При всем своем замешательстве и испуге, Титус расхохотался – впрочем, смех его был не лишен истерической нотки.
Этот щеголеватый воздушный зверь; бескрылая ласточка; летающий леопард; эта рыба небесных глубин; этот эфирный фат; железный повеса; проблеск в ночи; скиталец черных пространств, упивающийся собственной скоростью; это богоподобное порождение поврежденного разума – что оно делало здесь?
Да именно то, что сделал бы всякий мелкий проныра, сующий нос в чужие дела, всасывая сведения, как нетопырь всасывает кровь, аморальный, бездумный, посылаемый на бессмысленные задания, действующий, как действовал бы его творец, его недалекий творец, – отчего и красота его существует сама по себе, ибо красив он лишь по причине своего назначения, а нехватка души обращает его в бессмыслицу – в бессмысленное отображение бессмысленной мысли – и потому он несообразен, разит несообразностью в мере настолько диковинной, что остается только смеяться.
И Титус рассмеялся, визгливо, неудержимо (поскольку был все же напуган и мало находил радости в мысли, что некий механический мозг обнаружил его, осмотрел и изучил) и, смеясь, перешел на бег, ибо что-то зловещее чуялось в воздухе, зловещее и нелепое; что-то твердило ему: задержаться на этой мраморной шири значит напроситься на неприятности, рисковать тем, что тебя сочтут праздношатающимся, шпионом, безумцем.

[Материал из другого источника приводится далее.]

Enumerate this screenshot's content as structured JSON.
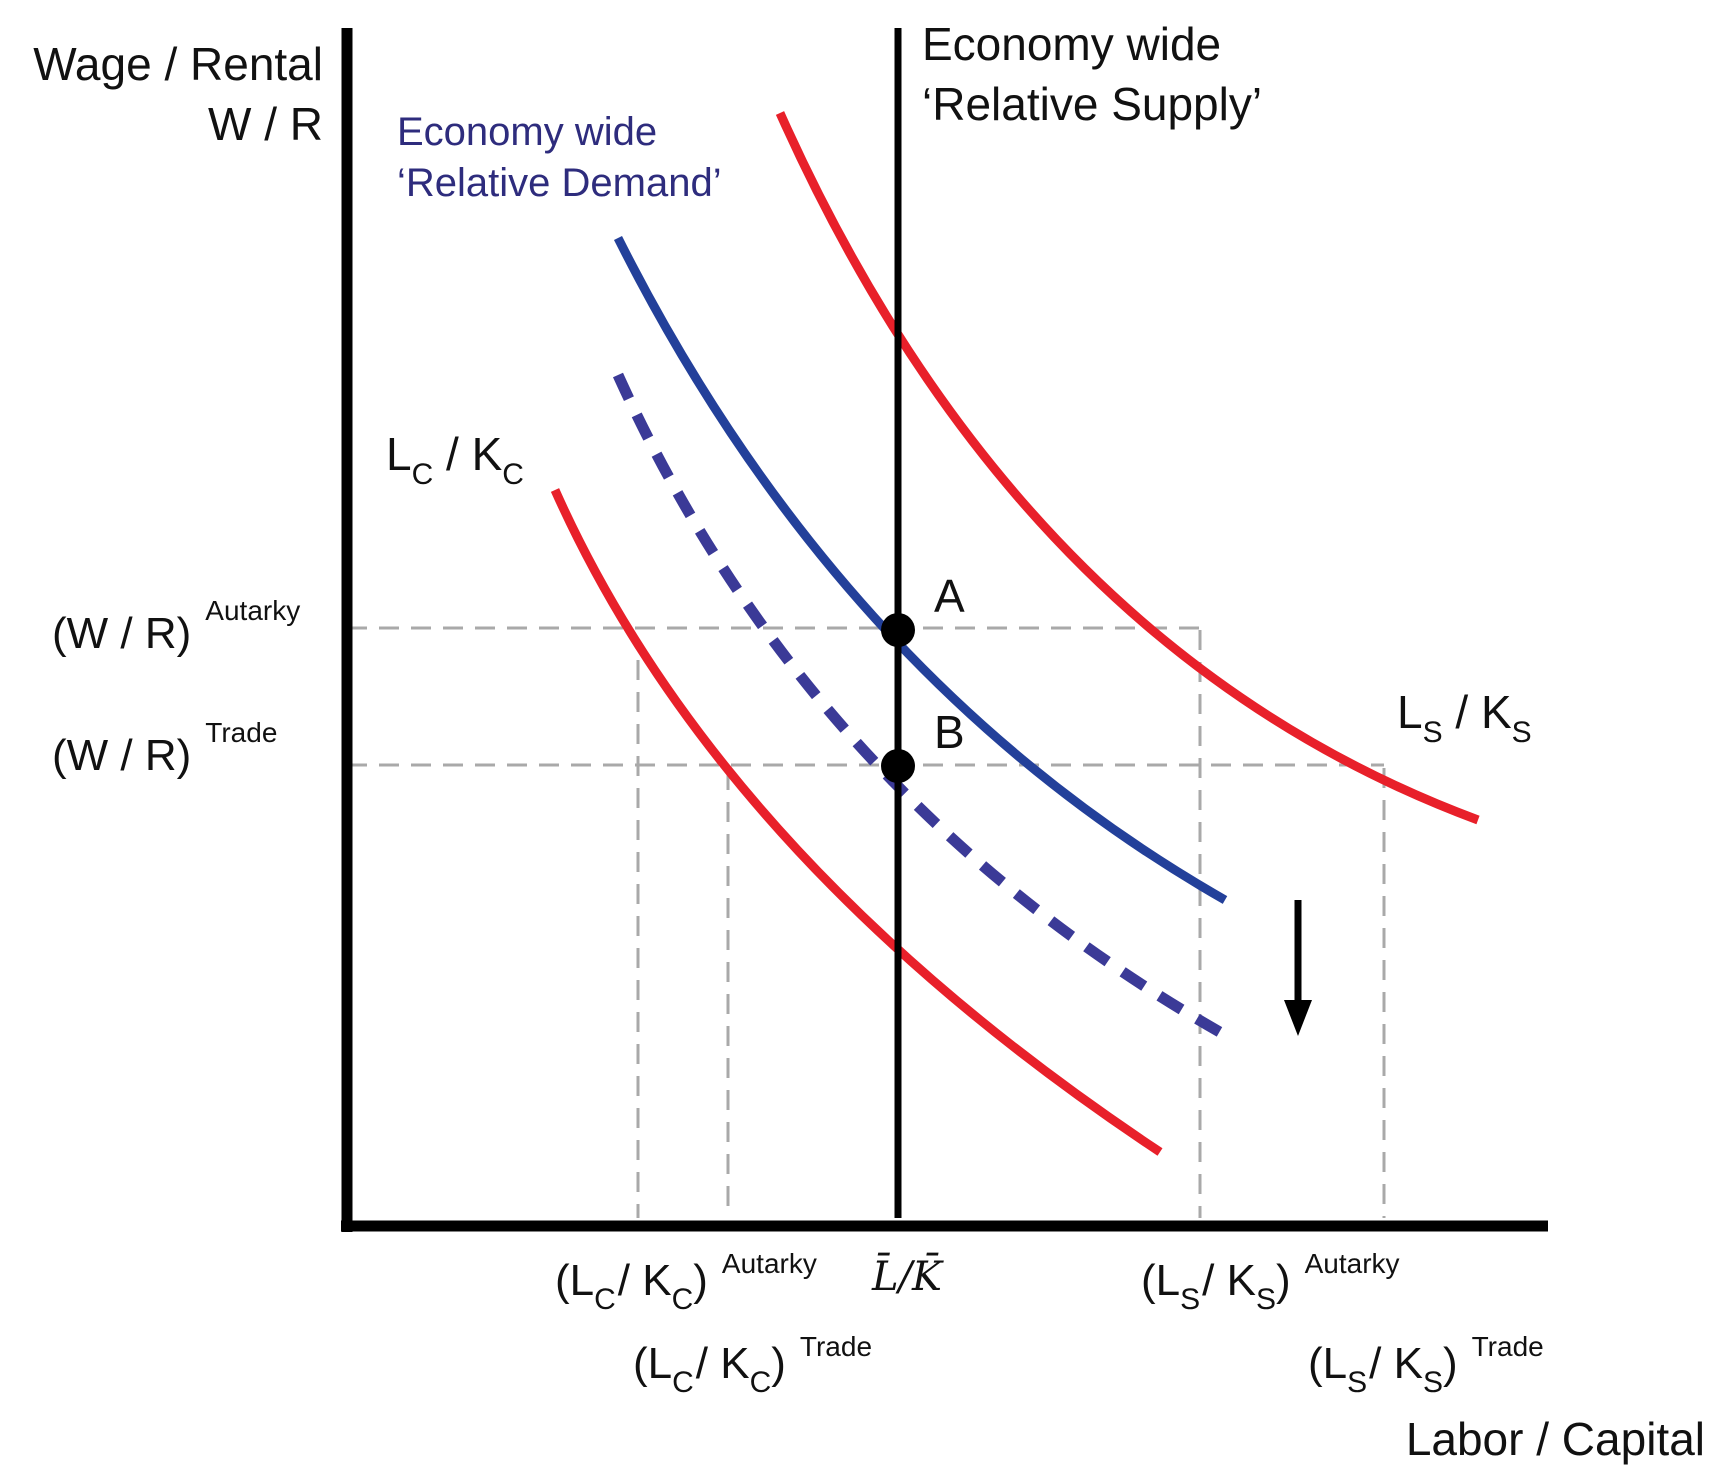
{
  "axes": {
    "y_title_line1": "Wage / Rental",
    "y_title_line2": "W / R",
    "x_title": "Labor / Capital"
  },
  "supply": {
    "line1": "Economy wide",
    "line2": "‘Relative Supply’"
  },
  "demand": {
    "line1": "Economy wide",
    "line2": "‘Relative Demand’"
  },
  "points": {
    "a": "A",
    "b": "B"
  },
  "curves": {
    "lc": {
      "base": "L",
      "sub": "C",
      "sep": " / ",
      "base2": "K",
      "sub2": "C"
    },
    "ls": {
      "base": "L",
      "sub": "S",
      "sep": " / ",
      "base2": "K",
      "sub2": "S"
    }
  },
  "y_ticks": {
    "autarky": {
      "text": "(W / R)",
      "sup": "Autarky"
    },
    "trade": {
      "text": "(W / R)",
      "sup": "Trade"
    }
  },
  "x_ticks": {
    "lc_autarky": {
      "open": "(L",
      "sub": "C",
      "mid": "/ K",
      "sub2": "C",
      "close": ")",
      "sup": "Autarky"
    },
    "lc_trade": {
      "open": "(L",
      "sub": "C",
      "mid": "/ K",
      "sub2": "C",
      "close": ")",
      "sup": "Trade"
    },
    "endowment": "L̄/K̄",
    "ls_autarky": {
      "open": "(L",
      "sub": "S",
      "mid": "/ K",
      "sub2": "S",
      "close": ")",
      "sup": "Autarky"
    },
    "ls_trade": {
      "open": "(L",
      "sub": "S",
      "mid": "/ K",
      "sub2": "S",
      "close": ")",
      "sup": "Trade"
    }
  },
  "colors": {
    "axis": "#000000",
    "red_curve": "#e8202a",
    "demand": "#23409a",
    "demand_shifted": "#3b3a97",
    "guide": "#a9a9a9",
    "demand_label": "#2e2c7d"
  }
}
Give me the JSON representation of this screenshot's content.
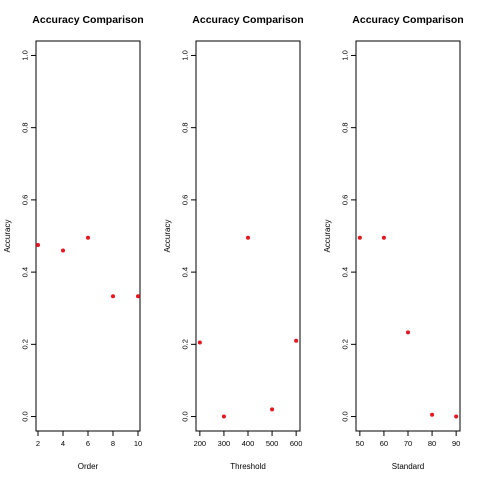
{
  "chart_data": [
    {
      "type": "scatter",
      "title": "Accuracy Comparison",
      "xlabel": "Order",
      "ylabel": "Accuracy",
      "x": [
        2,
        4,
        6,
        8,
        10
      ],
      "y": [
        0.475,
        0.46,
        0.495,
        0.333,
        0.333
      ],
      "xticks": [
        "2",
        "4",
        "6",
        "8",
        "10"
      ],
      "xtick_values": [
        2,
        4,
        6,
        8,
        10
      ],
      "yticks": [
        "0.0",
        "0.2",
        "0.4",
        "0.6",
        "0.8",
        "1.0"
      ],
      "ytick_values": [
        0,
        0.2,
        0.4,
        0.6,
        0.8,
        1.0
      ],
      "xlim": [
        1.84,
        10.16
      ],
      "ylim": [
        -0.04,
        1.04
      ],
      "point_color": "#e8141e",
      "grid": false
    },
    {
      "type": "scatter",
      "title": "Accuracy Comparison",
      "xlabel": "Threshold",
      "ylabel": "Accuracy",
      "x": [
        200,
        300,
        400,
        500,
        600
      ],
      "y": [
        0.205,
        0.0,
        0.495,
        0.02,
        0.21
      ],
      "xticks": [
        "200",
        "300",
        "400",
        "500",
        "600"
      ],
      "xtick_values": [
        200,
        300,
        400,
        500,
        600
      ],
      "yticks": [
        "0.0",
        "0.2",
        "0.4",
        "0.6",
        "0.8",
        "1.0"
      ],
      "ytick_values": [
        0,
        0.2,
        0.4,
        0.6,
        0.8,
        1.0
      ],
      "xlim": [
        184,
        616
      ],
      "ylim": [
        -0.04,
        1.04
      ],
      "point_color": "#e8141e",
      "grid": false
    },
    {
      "type": "scatter",
      "title": "Accuracy Comparison",
      "xlabel": "Standard",
      "ylabel": "Accuracy",
      "x": [
        50,
        60,
        70,
        80,
        90
      ],
      "y": [
        0.495,
        0.495,
        0.233,
        0.005,
        0.0
      ],
      "xticks": [
        "50",
        "60",
        "70",
        "80",
        "90"
      ],
      "xtick_values": [
        50,
        60,
        70,
        80,
        90
      ],
      "yticks": [
        "0.0",
        "0.2",
        "0.4",
        "0.6",
        "0.8",
        "1.0"
      ],
      "ytick_values": [
        0,
        0.2,
        0.4,
        0.6,
        0.8,
        1.0
      ],
      "xlim": [
        48.4,
        91.6
      ],
      "ylim": [
        -0.04,
        1.04
      ],
      "point_color": "#e8141e",
      "grid": false
    }
  ]
}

И действительно, небо уже наполнялось летательными аппаратами самых разных обличий, и людские скопления расползались по огромной арене подобьями пятен.
ГЛАВА ДВАДЦАТАЯ
При взгляде сверху Титус, так по-прежнему и бежавший, должен был казаться совсем крошечным. При взгляде сверху можно было также понять и насколько отдельна от всего пространного мира вокруг эта арена с ее ярким ободом прозрачных зданий, насколько она причудлива и оригинальна, насколько не отвечает выбеленным, точно кость, изрытым пещерами голым горам, малярийным топям и джунглям юга, выгоревшим землям, голодными городам, просторам, окружающим их и отданным волкам да изгоям.
Титусу оставалось покрыть всего сотню ярдов, отделявших его от оливкового дворца, и те, кто мел в его вестибюле полы, уже обернулись или приостановили труды свои, чтобы вглядеться в оборванного юношу, когда бухнула пушка и на несколько минут наступило полное безмолвие, ибо все разговоры прервались и двигатели всех машин выключились.
Пушечный выстрел раздался очень вовремя – задержись он хотя бы на миг, Титуса наверняка схватили бы и отвели на допрос. Двое мужчин, замерших при этом звуке как вкопанные, оскалили зубы и разочаровано нахмурились, руки их, уже поднятые в воздух, застыли.
Титус видел вокруг лица, обращенные большей частью к нему. Лица злые, задумчивые, пустые, своеобычные – всякие. Совершенно ясно было, что пройти мимо них незамеченным он ни за что бы не смог. Из заблудившегося, никому не известного человека он обратился в центр внимания. И теперь, пока люди замерли, клонясь под всевозможными углами, пока они оцепенели, словно обратись – с их недовершенными жестами, в самый разгар оживленной деятельности – в пугала; теперь было самое время удариться в бегство.
Он и понятия не имел, какое значение придается здесь выстрелу из пушки. Возможно, неведение сослужило ему хорошую службу, и Титус, сердце которого гулко забилось, рванулся вперед, как олень, виляя в толпе вправо и влево, и летел, пока не достиг самого грандиозного из дворцов. Он промчался по тонкой мозаичной мостовой и вскоре ворвался в фантастический, светящийся сумрак огромного зала, оставив позади обездвиженных обычаем посвященных. Правда, полы этого здания тоже усеивало множество людей, выкатывавших глаза, когда Титус попадал в поле их зрения. Пушечный выстрел не позволял им ни поворачивать вслед юноше головы, ни даже скашивать взгляды, но, увидев его, они сразу же понимали, что он не из их числа и никакого права находиться в оливковом дворце не имеет. Титус все бежал, и тут пушка грянула снова, и он понял, что весь этот мир кинулся ловить его – воздух наполнился криками и внезапно из-за угла длинного стеклянного коридора вывернулась четверка мужчин, отражения их в лощеном полу были столь же подробны и живы, как сами мужчины.
– Вон он улепетывает, – крикнул один из них, – вон он, оборванец!
Но когда четверка достигла места, в котором на миг замер Титус, он уже и вправду улепетнул, им же осталось только таращиться на закрывшиеся двери лифтовой шахты.